0083 - A Q² floor request (`minQ2=N`) matches every Rucio range lying entirely at or
0084 above the floor. `minQ2=10` resolves to `q2_10to100` and `q2_100to1000`, never
0085 to `q2_1to10` (which would include events below the floor). `minQ2=1` resolves
0086 to all three ranges.
0087
0088 ### Version policy
0089
0090 A requested generator version absent from Rucio is left unmatched and surfaced
0091 as a gap. It is never substituted with a different version.
0092
0093 ### Separate from produced-output matching
0094
0095 Input matching is implemented independently of the produced-output match
0096 (`EPICPROD_DATA_LINEAGE.md`, `_filter_match`/`_q2_overlap`). Output matching
0097 deliberately tolerates the abstract-request-to-specific-output gap and treats Q²
0098 as overlapping; input matching requires exact axes and exact-or-floor Q². The
0099 two policies share no code, so a change to one cannot alter the other.
0100
0101 ## Reading the result
0102
0103 Every assimilation yields three populations, and an operator should be able to
0104 see all three:
0105
0106 - **Matched** — a request resolved to one or more Rucio datasets, recorded on
0107 `Dataset.metadata['rucio']`. These are the runnable inputs.

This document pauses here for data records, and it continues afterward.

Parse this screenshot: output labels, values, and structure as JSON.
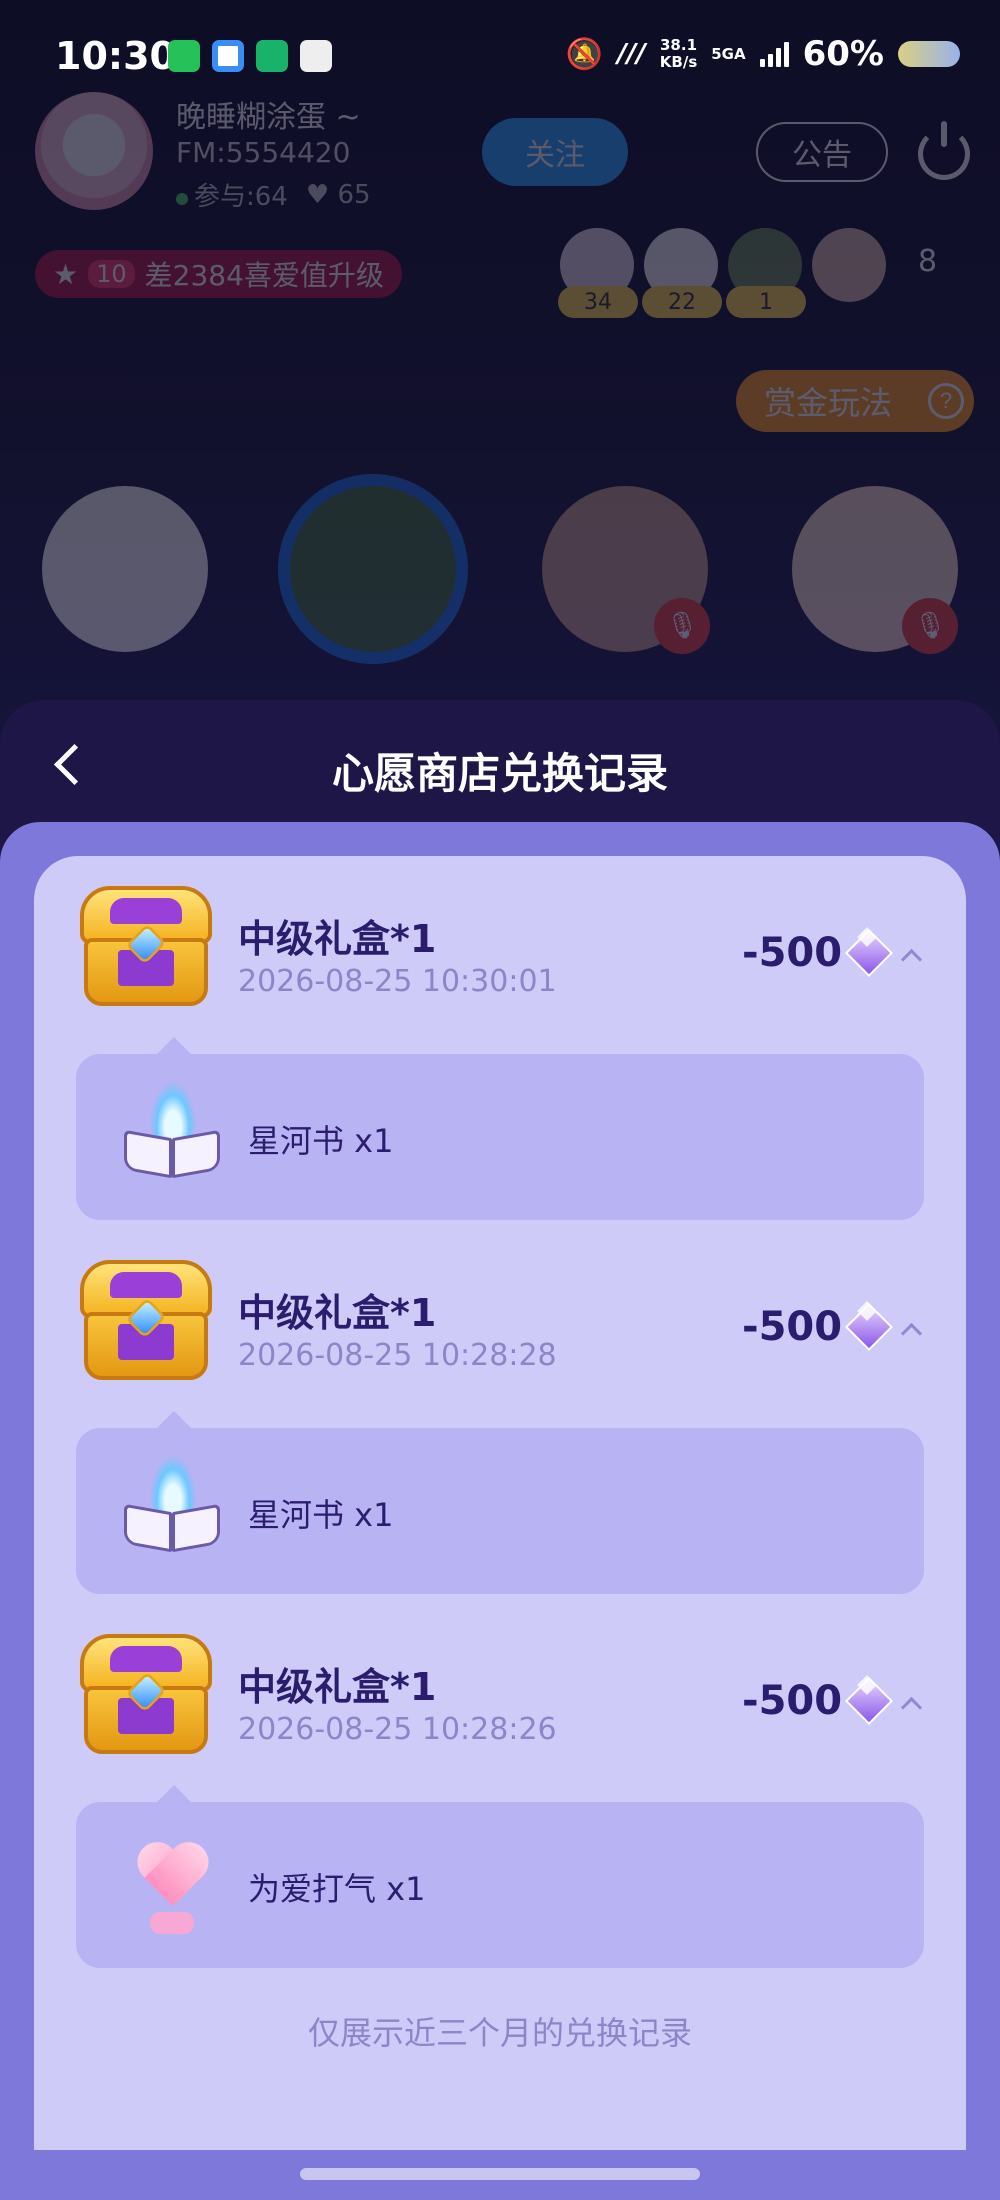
{
  "status_bar": {
    "time": "10:30",
    "net_speed": "38.1",
    "net_unit": "KB/s",
    "network": "5GA",
    "battery": "60%"
  },
  "room": {
    "host_name": "晚睡糊涂蛋 ~",
    "fm_id": "FM:5554420",
    "participants": "参与:64",
    "likes": "65",
    "follow_label": "关注",
    "notice_label": "公告",
    "level": "10",
    "level_text": "差2384喜爱值升级",
    "audience_badges": [
      "34",
      "22",
      "1"
    ],
    "audience_count": "8",
    "bounty_label": "赏金玩法",
    "help_glyph": "?"
  },
  "sheet": {
    "title": "心愿商店兑换记录",
    "records": [
      {
        "name": "中级礼盒*1",
        "time": "2026-08-25 10:30:01",
        "cost": "-500",
        "reward": "星河书 x1",
        "reward_icon": "book-icon"
      },
      {
        "name": "中级礼盒*1",
        "time": "2026-08-25 10:28:28",
        "cost": "-500",
        "reward": "星河书 x1",
        "reward_icon": "book-icon"
      },
      {
        "name": "中级礼盒*1",
        "time": "2026-08-25 10:28:26",
        "cost": "-500",
        "reward": "为爱打气 x1",
        "reward_icon": "heart-icon"
      }
    ],
    "footer_note": "仅展示近三个月的兑换记录"
  },
  "colors": {
    "sheet_header": "#1f1648",
    "sheet_body": "#7d78d9",
    "card": "#cfcbf9",
    "reward_panel": "#b8b3f3",
    "title_text": "#2a1d6e",
    "muted_text": "#8c86c9"
  }
}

0108 - **Unmatched request** — a catalog request with no Rucio dataset. The requested
0109 sample is not yet produced or registered, or it differs from what is
0110 registered (a different version or charge). This is expected during
0111 commissioning; it is the completeness signal, not an error.
0112 - **Unmatched Rucio** — a registered EVGEN dataset that no request claims.
0113 Either it is produced outside the catalogue, or the catalogue spells the
0114 request differently.
0115
0116 Both unmatched populations are discoverability targets for the catalog UI: an
0117 operator reconciles them by adding or correcting a request, or by registering
0118 the missing data.
0119
0120 ## Current state
0121
0122 Implemented: the assimilation sweep, the input matcher, and the catalog
0123 "Update EVGEN from Rucio" button (the production operations agent runs the sweep
0124 with apply and the page refreshes on completion). On the assimilated inventory
0125 the matcher resolves the DIS NC pythia8 samples (with the Q² fan-out above) and
0126 one beam-gas background; SIDIS and other classes fall to unmatched where the
0127 registered version, charge, or class differs from the request, as designed. Not
0128 yet implemented: the catalog UI surfacing of the matched and unmatched
0129 populations, and consuming a matched EVGEN dataset as a payload-staged
0130 submission input.
0131
0132 ## Related
0133
0134 - [JEDI_INTEGRATION.md](JEDI_INTEGRATION.md) — submission design; the single-Rucio constraint and the payload-staged input mode.
0135 - [EPICPROD_DATA_LINEAGE.md](EPICPROD_DATA_LINEAGE.md) — the produced-output sibling: gathering RECO/FULL Rucio references onto the catalog.
0136 - [EPICPROD_TASK_CATALOG.md](EPICPROD_TASK_CATALOG.md) — the production task catalog and its filters.
0137 - [PCS.md](PCS.md) — the configuration and dataset-identity model.